Ist Freeware, den Download findest Du oben auf der Seite unter "Download"...

Viele Grüße

Torsten


----------



## Kurt (7 Mai 2005)

@Volker 
geht nicht - nur schwarzes Loch.


@Thorsten,

Freude Freude - es kommt was raus dabei.
Es gibt viele Einstellungen zum rumschrauben - mal spielen...

Danke für den Tip!
kurt


----------



## volker (8 Mai 2005)

Kurt schrieb:
			
		

> @Volker
> geht nicht - nur schwarzes Loch.



komisch. hab das eben mal getestet. ich öffne einen film im mediaplayer. alt + druck und in iview eingefügt. dort läuft wider erwarten der film sogar weiter. also am besten im mediaplayer vorher pause drücken. kann ich ohne probleme abspeichern.


----------



## Kurt (8 Mai 2005)

@Volker
Ja das stimmt - du hast natürlich Recht!

aber mach mal den Player zu -> schwarzes Loch (im zB Paint) ist da.
Solange der Player offen ist gibt es ein Bild.
Oder:
speichere das Bild in zB Paint in eine Datei und mach den Player zu.
Dann öffne das Bild -> schwarzes Loch ist da.

Vermute:
Windows stellt im Programmfenster nur ein 'Loch' zur Verfügung.
Die Videodaten werden direkt als Rohdaten in die Grafikkarte geschoben/gesaugt. 
Die Grafikkarte blendet dann in das Loch die VideoBilder ein.

kurt

_Basis = Win2000/MS_Paint/Mediaplayer aktuell_


----------



## volker (8 Mai 2005)

Du hast wahrhaftig recht. selbst mit dem capture-tool von corel10 klappt es nicht.
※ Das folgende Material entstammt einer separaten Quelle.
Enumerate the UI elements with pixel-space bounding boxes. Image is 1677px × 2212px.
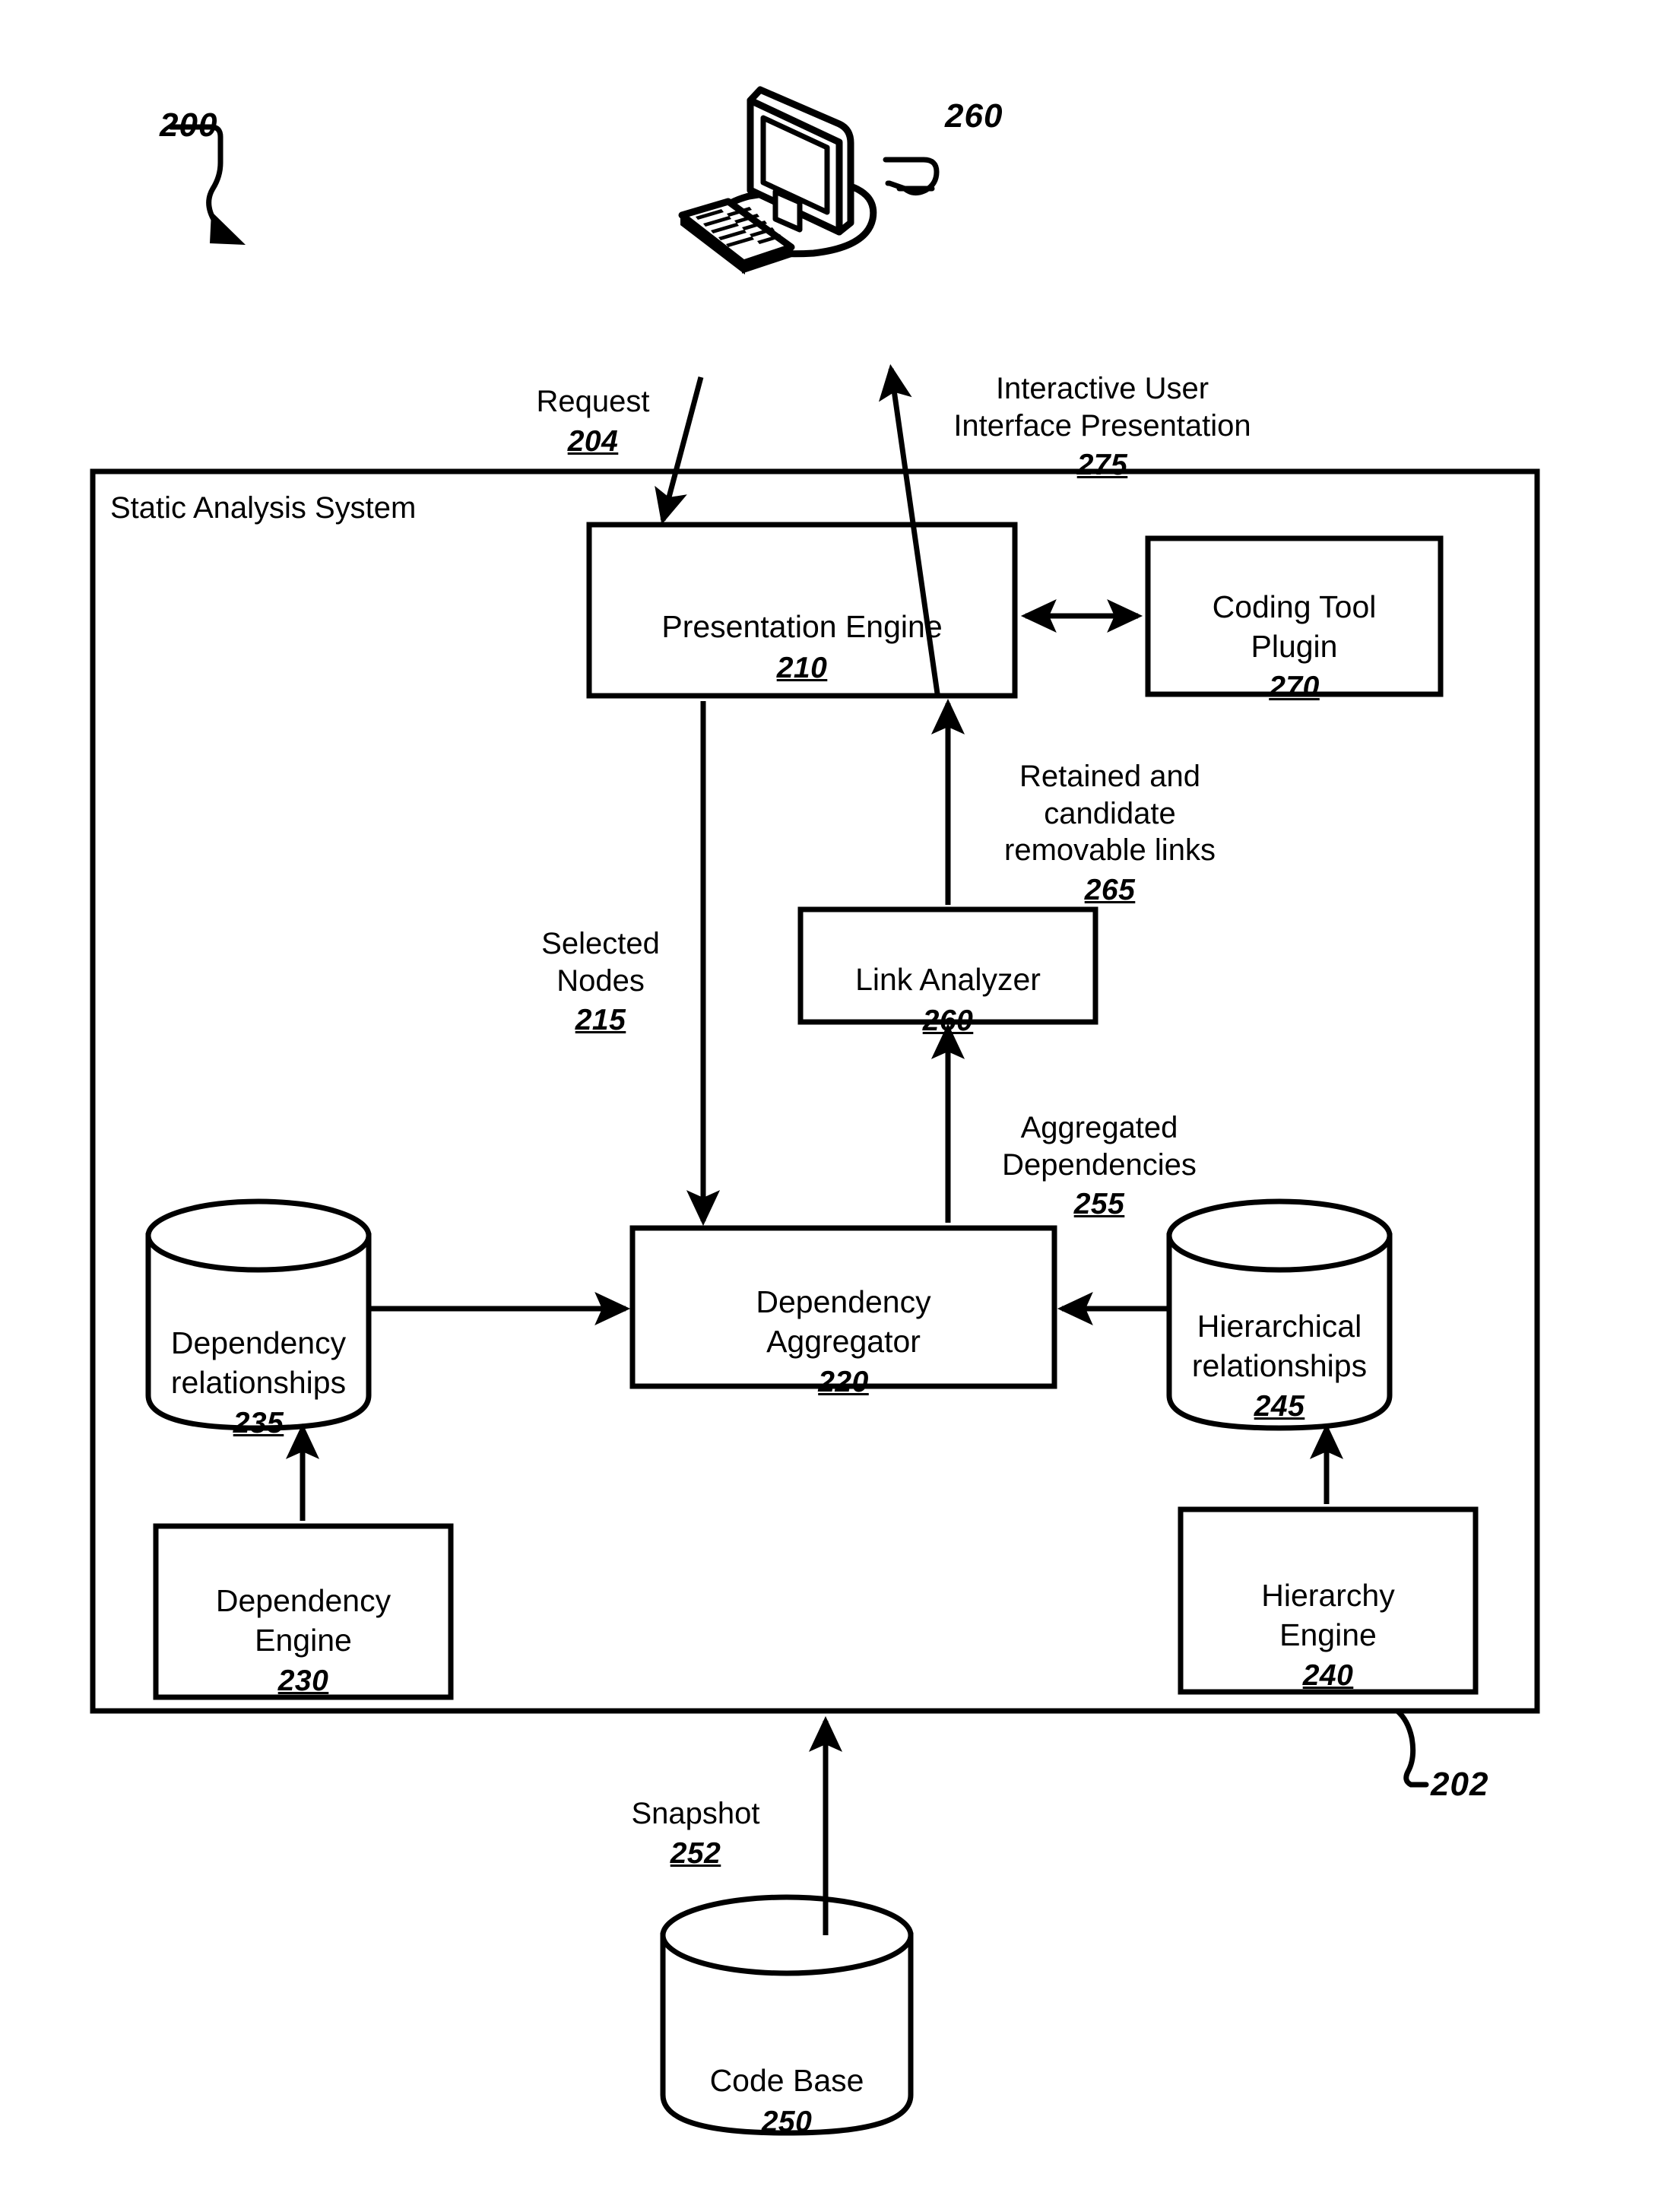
flow-ref-request: 204 (567, 424, 619, 458)
dependency-engine-ref: 230 (277, 1664, 329, 1697)
presentation-engine-label: Presentation Engine 210 (589, 569, 1015, 726)
hierarchy-engine-label: Hierarchy Engine 240 (1181, 1538, 1476, 1734)
flow-ref-ui-presentation: 275 (1076, 449, 1128, 482)
flow-label-snapshot-text: Snapshot (631, 1796, 760, 1830)
presentation-engine-label-text: Presentation Engine (661, 609, 943, 645)
flow-label-ui-presentation: Interactive User Interface Presentation … (920, 333, 1285, 521)
patent-figure-page: 200 260 Request 204 Interactive User Int… (0, 0, 1677, 2212)
dependency-aggregator-ref: 220 (818, 1365, 869, 1398)
container-title: Static Analysis System (110, 491, 417, 525)
coding-tool-plugin-label-text: Coding Tool Plugin (1212, 589, 1377, 664)
presentation-engine-ref: 210 (776, 651, 828, 684)
flow-label-request: Request 204 (498, 346, 688, 497)
dependency-relationships-label-text: Dependency relationships (170, 1325, 347, 1400)
hierarchical-relationships-ref: 245 (1254, 1389, 1305, 1423)
dependency-engine-label-text: Dependency Engine (215, 1583, 392, 1658)
hierarchical-relationships-label-text: Hierarchical relationships (1191, 1309, 1368, 1383)
hierarchy-engine-ref: 240 (1302, 1658, 1354, 1692)
flow-label-selected-nodes: Selected Nodes 215 (498, 888, 703, 1076)
hierarchical-relationships-label: Hierarchical relationships 245 (1156, 1268, 1403, 1465)
code-base-ref: 250 (761, 2105, 813, 2138)
code-base-label: Code Base 250 (663, 2023, 911, 2180)
flow-label-snapshot: Snapshot 252 (601, 1758, 791, 1909)
link-analyzer-label: Link Analyzer 260 (800, 922, 1095, 1079)
flow-label-aggregated-dependencies: Aggregated Dependencies 255 (955, 1072, 1244, 1260)
dependency-relationships-ref: 235 (233, 1406, 284, 1439)
dependency-aggregator-label-text: Dependency Aggregator (756, 1284, 931, 1359)
diagram-vector-layer (90, 86, 1540, 2136)
dependency-relationships-label: Dependency relationships 235 (135, 1285, 382, 1481)
flow-label-aggregated-dependencies-text: Aggregated Dependencies (1002, 1110, 1197, 1182)
flow-label-retained-links: Retained and candidate removable links 2… (965, 721, 1254, 946)
dependency-engine-label: Dependency Engine 230 (156, 1543, 451, 1739)
workstation-ref-leader (883, 157, 940, 195)
link-analyzer-ref: 260 (922, 1004, 974, 1037)
flow-label-ui-presentation-text: Interactive User Interface Presentation (953, 371, 1251, 443)
figure-leader-arrow (168, 124, 246, 245)
coding-tool-plugin-label: Coding Tool Plugin 270 (1148, 549, 1441, 745)
flow-ref-snapshot: 252 (670, 1836, 721, 1870)
flow-ref-aggregated-dependencies: 255 (1073, 1188, 1125, 1221)
coding-tool-plugin-ref: 270 (1269, 670, 1320, 703)
code-base-label-text: Code Base (709, 2063, 864, 2099)
figure-number: 200 (160, 106, 218, 144)
hierarchy-engine-label-text: Hierarchy Engine (1261, 1578, 1395, 1652)
workstation-ref-label: 260 (945, 97, 1003, 135)
link-analyzer-label-text: Link Analyzer (855, 962, 1041, 998)
dependency-aggregator-label: Dependency Aggregator 220 (632, 1244, 1054, 1440)
flow-label-selected-nodes-text: Selected Nodes (541, 926, 660, 998)
flow-ref-selected-nodes: 215 (575, 1004, 626, 1037)
flow-ref-retained-links: 265 (1084, 874, 1136, 907)
flow-label-retained-links-text: Retained and candidate removable links (1004, 759, 1216, 868)
flow-label-request-text: Request (536, 384, 650, 418)
system-boundary-ref-label: 202 (1431, 1766, 1489, 1803)
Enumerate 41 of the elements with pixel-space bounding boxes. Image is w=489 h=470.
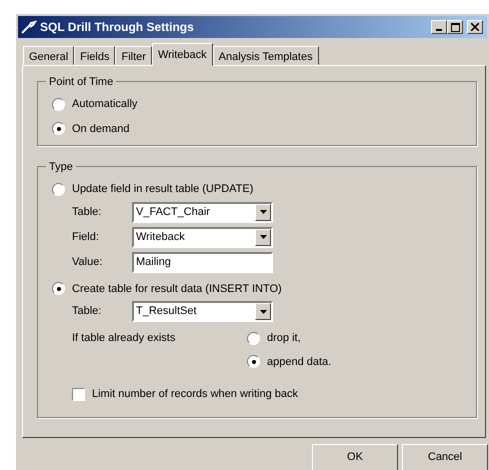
- radio-button[interactable]: [52, 98, 65, 111]
- radio-label: Create table for result data (INSERT INTO): [72, 282, 282, 296]
- close-icon: [471, 23, 479, 31]
- radio-button[interactable]: [247, 355, 260, 368]
- cancel-button[interactable]: Cancel: [402, 444, 488, 470]
- field-label: Field:: [72, 230, 100, 245]
- checkbox[interactable]: [72, 388, 85, 401]
- caret-icon: [260, 235, 266, 239]
- radio-button[interactable]: [52, 182, 65, 196]
- ok-button[interactable]: OK: [312, 444, 398, 470]
- input-field[interactable]: Mailing: [132, 252, 273, 272]
- tab[interactable]: Fields: [74, 46, 116, 65]
- radio-label: drop it,: [267, 331, 301, 346]
- radio-label: Update field in result table (UPDATE): [72, 182, 254, 197]
- minimize-button[interactable]: [431, 20, 447, 34]
- maximize-button[interactable]: [447, 20, 463, 34]
- dropdown[interactable]: T_ResultSet: [132, 301, 273, 322]
- checkbox-label: Limit number of records when writing back: [92, 387, 298, 402]
- field-label: Table:: [72, 204, 102, 220]
- field-label: Table:: [72, 304, 102, 320]
- field-label: If table already exists: [72, 331, 176, 346]
- caret-icon: [260, 310, 266, 314]
- radio-button[interactable]: [52, 282, 65, 296]
- radio-button[interactable]: [247, 332, 260, 345]
- radio-label: append data.: [267, 354, 332, 370]
- radio-button[interactable]: [52, 122, 65, 136]
- caret-icon: [260, 210, 266, 214]
- maximize-icon: [450, 22, 460, 32]
- radio-label: On demand: [72, 122, 130, 136]
- tab[interactable]: General: [23, 46, 74, 65]
- field-label: Value:: [72, 254, 104, 270]
- dropdown[interactable]: Writeback: [132, 226, 273, 248]
- window-title: SQL Drill Through Settings: [40, 19, 194, 36]
- radio-label: Automatically: [72, 97, 138, 112]
- close-button[interactable]: [467, 20, 483, 34]
- wrench-icon: [21, 20, 37, 34]
- tab[interactable]: Filter: [115, 46, 152, 65]
- tab[interactable]: Analysis Templates: [212, 46, 319, 65]
- tab[interactable]: Writeback: [152, 43, 213, 66]
- dropdown[interactable]: V_FACT_Chair: [132, 202, 273, 222]
- group-title: Type: [46, 159, 76, 176]
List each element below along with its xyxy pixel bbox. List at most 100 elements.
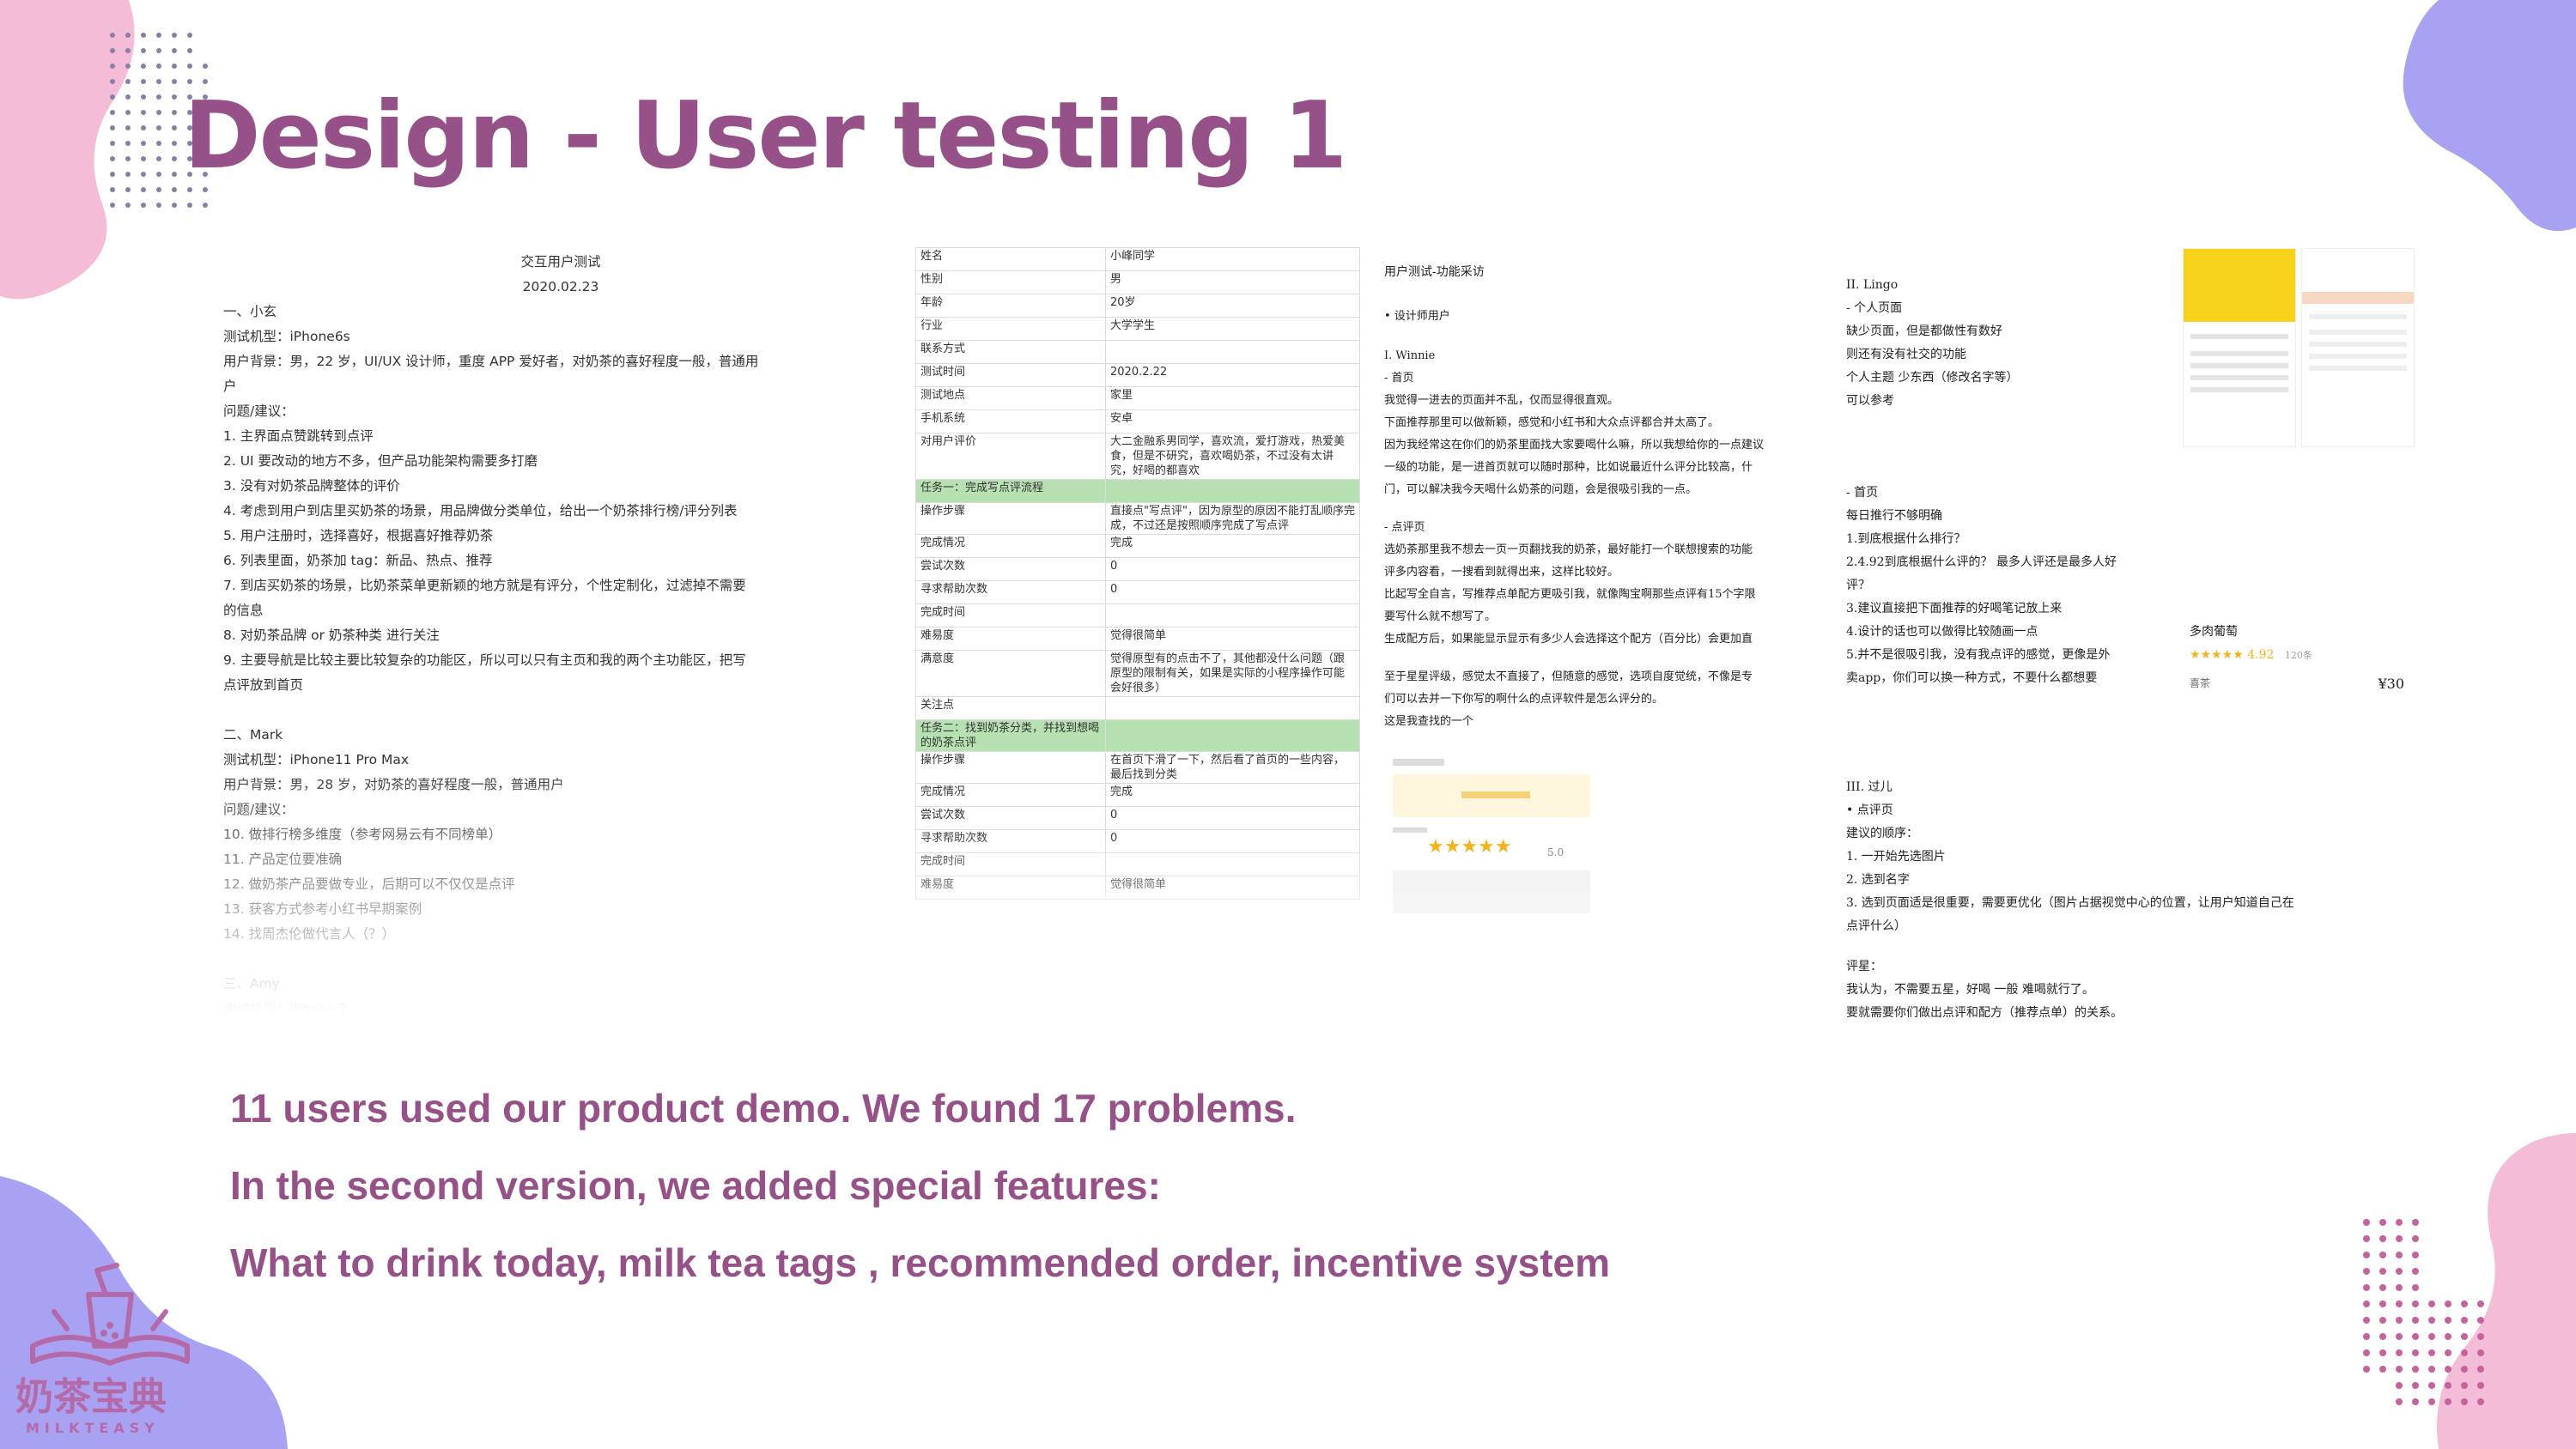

mit virtualdub klappt es aber astrein. da gibt es die funktion save source frame to clipboard.
http://www.virtualdub.org/


----------



## Gerhard Bäurle (8 Mai 2005)

Kurt schrieb:
			
		

> Frage:
> Kennt Jemand ein Prog oder Verfahren, um ein Bild aus dem Film in eine Bilddatei zu bekommen?



Hallo,

wir haben das hier im Einsatz:

http://www.progency.com/other.html#screenrip32

und sind zufrieden damit.

Viele Grüße

Gerhard Bäurle


----------



## Onkel Dagobert (8 Mai 2005)

Hallo Kurt,

wenn du das Filmchen mit IrfanView öffnest, hast du die Möglichkeit, alle Bilder des Videos mit einem Menübefehl zu extrahieren. Eine Funktion für Einzel-Fotos gibt es dort auch. Ensprechende plug-ins müssen natürlich installiert sein.


Gruss, Onkel


----------



## Kurt (14 Mai 2005)

Hallo,

danke für die vielen Infos.

Habe getestet und
anscheinend ist http://www.virtualdub.org/ das Richtige für meinen Typ.
Habe damit das Meiste zusammengebracht.

kurt


----------